Rz: Urodziła się pani w Opolu, więc nie ma się co dziwić, że aktorska kariera przebiega śpiewająco.
Barbara Kurdej Szatan: Z mieszkańcami Opola pewnie bywa różnie, ale ja już od podstawówki chodziłam do klasy muzycznej. I każdy z nas na czymś grał. Ja na wiolonczeli. Ukończyłam szkołę muzyczną. Mama zapisała mnie do chóru dziecięcego „Legenda", potem do Studia Piosenki w Opolu, które zresztą zakładała Elżbieta Zapendowska. Potem przejął to Jacek Mełnicki, który stworzył z nami chór gospel, w którym śpiewam właściwie do dziś. Można powiedzieć więc, że w Opolu rozwijałam się muzycznie, wokalnie i teatralnie, bo jeździłam też na warsztaty teatralne z Andrzejem Głowackim, które współorganizowała moja mama.
Bardzo muzyczna rodzina...
Tej tradycji muzycznej nie było wcale tak wiele.

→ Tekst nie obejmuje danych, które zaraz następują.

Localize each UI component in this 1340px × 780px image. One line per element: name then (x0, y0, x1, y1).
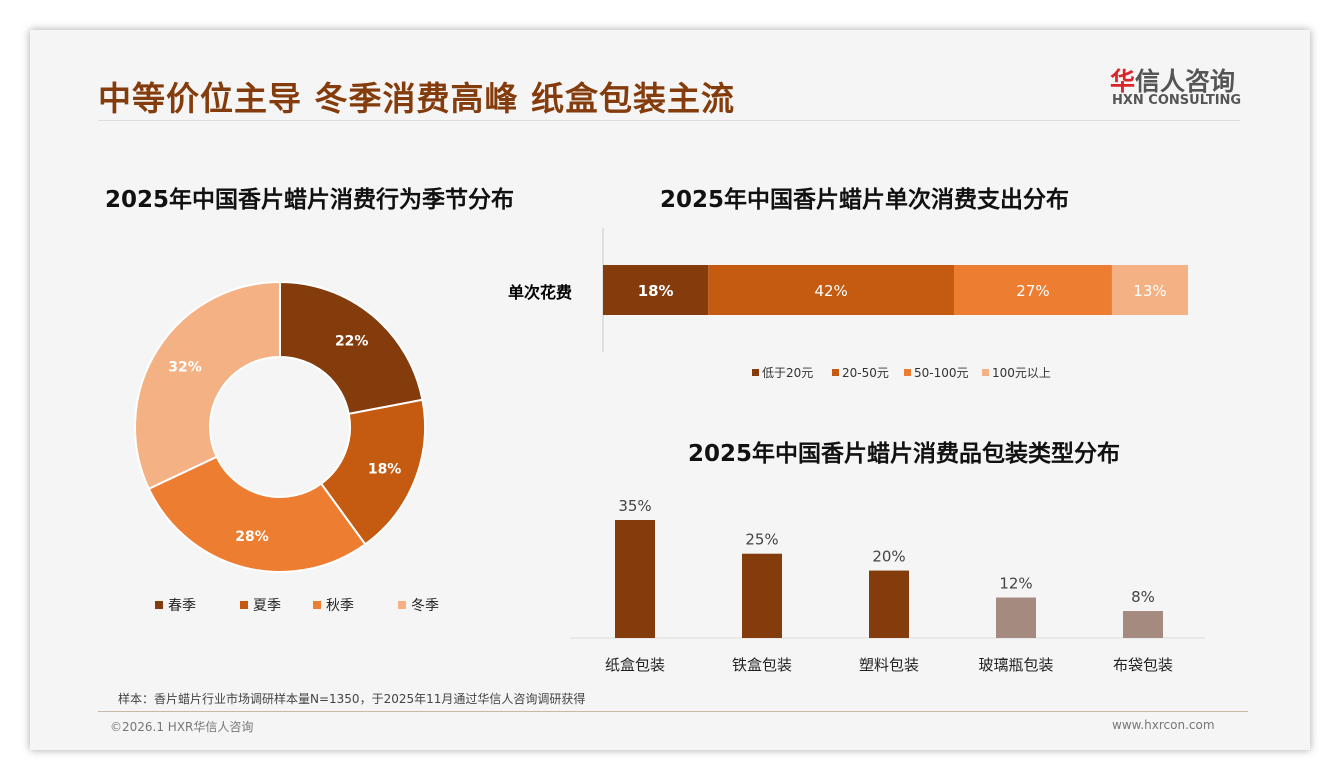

Mama wprawdzie kochała teatr i muzykę, ale ani nie grała, ani nie śpiewała. Jedna babcia śpiewała w chórze, a druga pracowała w teatrze jako krawcowa. Do dziś mam jej piękne sukienki, z którymi trudno się rozstać. Mama prowadzała nas do teatrów i dbała o artystyczną edukację, dzięki niej mogłyśmy się z siostrą rozwijać.
Pani siostra, Katarzyna Kurdej-Mania, jest aktorką Teatru Muzycznego w Gdyni. Ale chciałbym wrócić na chwilę do Opola, by zapytać panią o ulubione miejsca.